Characteristics Of The Canyons

Though of such stupendous depth, these canyons are not gloom gorges, savage and inaccessible. With rough passages here and there they are flowery pathways conducting to the snowy, icy fountains; mountain streets full of life and light, graded and sculptured by the ancient glaciers, and presenting throughout all their course a rich variety of novel and attractive scenery--the most attractive that has yet been discovered in the mountain ranges of the world. In many places, especially in the middle region of the western flank, the main canyons widen into spacious valleys or parks diversified like landscape gardens with meadows and groves and thickets of blooming bushes, while the lofty walls, infinitely varied in form are fringed with ferns, flowering plants, shrubs of many species and tall evergreens and oaks that find footholds on small benches and tables, all enlivened and made glorious with rejoicing stream that come chanting in chorus over the cliffs and through side canyons in falls of every conceivable form, to join the river that flow in tranquil, shining beauty down the middle of each one of them.

The Incomparable Yosemite

The most famous and accessible of these canyon valleys, and also the one that presents their most striking and sublime features on the grandest scale, is the Yosemite, situated in the basin of the Merced River at an elevation of 4000 feet above the level of the sea. It is about seven miles long, half a mile to a mile wide, and nearly a mile deep in the solid granite flank of the range. The walls are made up of rocks, mountains in size, partly separated from each other by side canyons, and they are so sheer in front, and so compactly and harmoniously arranged on a level floor, that the Valley, comprehensively seen, looks like an immense hall or temple lighted from above.

But no temple made with hands can compare with Yosemite. Every rock in its walls seems to glow with life. Some lean back in majestic repose; others, absolutely sheer or nearly so for thousands of feet, advance beyond their companions in thoughtful attitudes, giving welcome to storms and calms alike, seemingly aware, yet heedless, of everything going on about them.
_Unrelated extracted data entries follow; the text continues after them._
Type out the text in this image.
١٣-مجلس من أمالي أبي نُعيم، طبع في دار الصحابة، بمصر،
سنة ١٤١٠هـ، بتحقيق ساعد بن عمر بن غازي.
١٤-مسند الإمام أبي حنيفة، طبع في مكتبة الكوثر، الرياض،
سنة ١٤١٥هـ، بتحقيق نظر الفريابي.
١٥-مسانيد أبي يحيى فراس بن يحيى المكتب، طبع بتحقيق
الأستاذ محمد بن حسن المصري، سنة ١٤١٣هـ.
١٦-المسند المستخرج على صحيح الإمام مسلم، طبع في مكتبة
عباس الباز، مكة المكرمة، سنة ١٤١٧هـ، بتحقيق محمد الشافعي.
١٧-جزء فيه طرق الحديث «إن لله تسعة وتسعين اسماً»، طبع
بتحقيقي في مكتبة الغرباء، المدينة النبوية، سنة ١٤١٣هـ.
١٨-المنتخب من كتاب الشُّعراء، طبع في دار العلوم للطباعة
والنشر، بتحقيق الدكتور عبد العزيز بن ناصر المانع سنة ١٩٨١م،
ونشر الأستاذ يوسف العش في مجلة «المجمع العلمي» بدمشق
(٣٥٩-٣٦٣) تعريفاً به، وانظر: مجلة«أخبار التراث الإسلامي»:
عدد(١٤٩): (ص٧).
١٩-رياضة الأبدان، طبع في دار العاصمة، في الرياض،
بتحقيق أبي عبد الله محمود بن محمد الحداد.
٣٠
Awful in stern, immovable majesty, how softly these rocks are adorned, and how fine and reassuring the company they keep: their feet among beautiful groves and meadows, their brows in the sky, a thousand flowers leaning confidingly against their feet, bathed in floods of water, floods of light, while the snow and waterfalls, the winds and avalanches and clouds shine and sing and wreathe about them as the years go by, and myriads of small winged creatures birds, bees, butterflies--give glad animation and help to make all the air into music. Down through the middle of the Valley flows the crystal Merced, River of Mercy, peacefully quiet, reflecting lilies and trees and the onlooking rocks; things frail and fleeting and types of endurance meeting here and blending in countless forms, as if into this one mountain mansion Nature had gathered her choicest treasures, to draw her lovers into close and confiding communion with her.